La CEDEAO joue à quitte ou double au Togo; en d´autres termes, l´organisation sous-régionale doit être consciente de la manière dont sa crédibilité est aujourd’hui engagée avec sa tentative de dénouer l´imbroglio togolais. Les expériences malheureuses que les togolais ont eues avec l´organisation économique ouest-africaine en 2005, en 2010 et en 2015 ne sont pas de nature à embellir la carte de visite de cette organisation. Malgré ce passé qui ne témoigne pas d´une grande rigueur ou crédibilité de la part de la plupart des chefs d´état de l´espace CEDEAO, les togolais, une fois de plus, faute d´alternative viable, ont encore fait confiance, à travers leur opposition, à une organisation encore malade de beaucoup de lourdeurs.
Malgré la réserve de beaucoup de nos compatriotes vis-à-vis de la CEDEAO de pouvoir faire preuve d´objectivité, et de rigueur dans son assistance à résoudre la crise togolaise, l´espoir était grand en février 2018 quand avait commencé ce qu´on a appelé le dialogue inter-togolais entre pouvoir et opposition. Il s´agissait pour les deux facilitateurs, Akufo Addo du Ghana et Alfa Kondé de Guinée, de prouver à travers leur sérieuse implication pour trouver de vrais remèdes à l´énigme togolaise, que les organisations continentales et surtout régionales comme la CEDEAO, ne sont pas des syndicats de chefs d´états.

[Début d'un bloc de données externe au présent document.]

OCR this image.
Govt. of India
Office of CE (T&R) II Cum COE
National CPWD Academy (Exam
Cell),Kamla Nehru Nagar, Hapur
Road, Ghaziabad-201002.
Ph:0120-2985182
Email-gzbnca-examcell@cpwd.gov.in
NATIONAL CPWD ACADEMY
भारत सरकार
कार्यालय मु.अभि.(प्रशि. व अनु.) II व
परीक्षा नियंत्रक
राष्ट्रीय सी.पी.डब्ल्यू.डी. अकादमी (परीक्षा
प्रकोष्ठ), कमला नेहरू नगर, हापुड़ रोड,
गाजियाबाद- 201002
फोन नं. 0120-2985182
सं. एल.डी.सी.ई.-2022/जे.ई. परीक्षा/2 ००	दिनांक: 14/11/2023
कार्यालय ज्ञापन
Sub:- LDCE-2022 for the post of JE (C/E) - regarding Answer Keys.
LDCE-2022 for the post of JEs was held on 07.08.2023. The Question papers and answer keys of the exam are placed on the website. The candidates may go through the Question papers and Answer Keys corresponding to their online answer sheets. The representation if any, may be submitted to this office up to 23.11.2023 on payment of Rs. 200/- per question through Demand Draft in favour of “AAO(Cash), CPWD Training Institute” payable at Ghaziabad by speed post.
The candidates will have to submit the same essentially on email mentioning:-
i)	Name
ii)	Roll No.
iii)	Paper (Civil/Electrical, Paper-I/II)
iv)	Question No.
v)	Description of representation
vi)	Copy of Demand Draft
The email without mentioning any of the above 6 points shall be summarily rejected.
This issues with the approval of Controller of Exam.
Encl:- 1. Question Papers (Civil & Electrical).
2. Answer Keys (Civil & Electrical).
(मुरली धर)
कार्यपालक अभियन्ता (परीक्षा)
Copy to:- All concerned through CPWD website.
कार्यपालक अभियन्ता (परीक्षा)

Aujourd’hui, 10 mois après le début du dialogue, le régime Faure Gnassingbé se prépare à aller à des élections législatives le 20 décembre 2018 sans l´opposition, après avoir tout fait pour que les partis de la C14 n´entrent pas à la CENI pour que le processus électoral se passe de façon consensuelle selon la feuille de route proposée par la conférence des chefs d´état de la CEDEAO. La réforme constitutionnelle proposée par l´expert recruté par le comité de suivi est mise à l´écart au parlement par le gouvernement qui se démène pour que les réformes constitutionnelles ne puissent pas être adoptées, si ce n´est à ses conditions. La crise politique qui perdure depuis des décennies, et surtout depuis Août 2017 n´a pas connu un début de solution malgré la médiation de l´organisation économique de l´Afrique de l´Ouest, pire, les positions se sont radicalisées à cause de la mauvaise foi d´un régime qui se sent plus à l´aise dans le chaos. Et la situation déjà délétère risque de l´être encore plus après des élections législatives organisées dans la précipitation.
Et la CEDEAO dans tout ça? Vous demanderez-vous.
Beaucoup estiment que fut une erreur de la part cette institution de fixer la tenue des élections à la date du 20 Décembre 2018, alors que beaucoup de problèmes restaient à être réglés. Même si de façon esseulée et isolée Alfa Condé dira de temps en temps que cette date n´est qu´indicative, personne, ni au sein du comité de suivi, ni parmi les deux facilitateurs, n´est jamais revenu à Lomé pour le dire de façon officielle aux deux protagonistes de la crise. Et le pouvoir de Lomé, connu pour sa roublardise, et qui n´attendait qu´un alibi pour foncer vers des élections qu´il est sûr de « gagner », profite de cette brèche ouverte sciemment ou inconsciemment par la CEDEAO, pour refuser les réformes nécessaires à des élections dignes de ce nom, en criant sur tous les toits que la date du 20 Décembre est contenue dans la feuille de route, et que la repousser serait enfreindre l´esprit des recommandations des chefs d´état ouest-africains. Alors que des pans importants de cette même feuille de route, qui n´arrangent pas le régime Gnassingbé, furent mis de côté, sans que cela n´émeuve personne du côté des facilitateurs et du comité de suivi. Les ministres propagandistes du pouvoir répètent à qui veut les entendre que la date du 20 Décembre 2018 reste pour eux une date fétiche qui ne pourrait être repoussée que si les chefs d´état de la CEDEAO le demandaient. Un simulacre de campagne électorale a démarré depuis le 04 décembre 2018, et le régime des Gnassingbé, comme à son habitude, ne se cache pas en finançant les candidats d´une pseudo-opposition qu´il s´est fabriqués lui-même. Histoire de donner l´impression d´un semblant d´élections normales à l´opinion nationale et internationale. Pour être logique avec elle-même, la CEDEAO devrait intervenir pour arrêter le processus dénoncé par l´opposition et une grande partie des populations togolaises. S´engager dans une médiation qui aboutit à des élections contestées par une partie des belligérants est un echec patent. On a pas besoin d´avoir passé par Sciences Po pour le savoir.
Aujourd’hui il y a deux possibilités: ou les chefs d´état de la CEDEAO ne disent rien, ce qui équivaudrait à un feu vert à Faure Gnassingbé de continuer à faire ce qu´il veut, ou ils interviendront au dernier moment pour arrêter la pagaille organisée par le régime togolais. Au cas où la première hypothèse serait leur option, beaucoup pourraient se demander: la CEDEAO aura fait tout ça pour ça? Et surtout l´organisation sous-régionale aura perdu les quelques brins de confiance et de crédibilité qui étaient encore enfouis dans quelques coeurs togolais.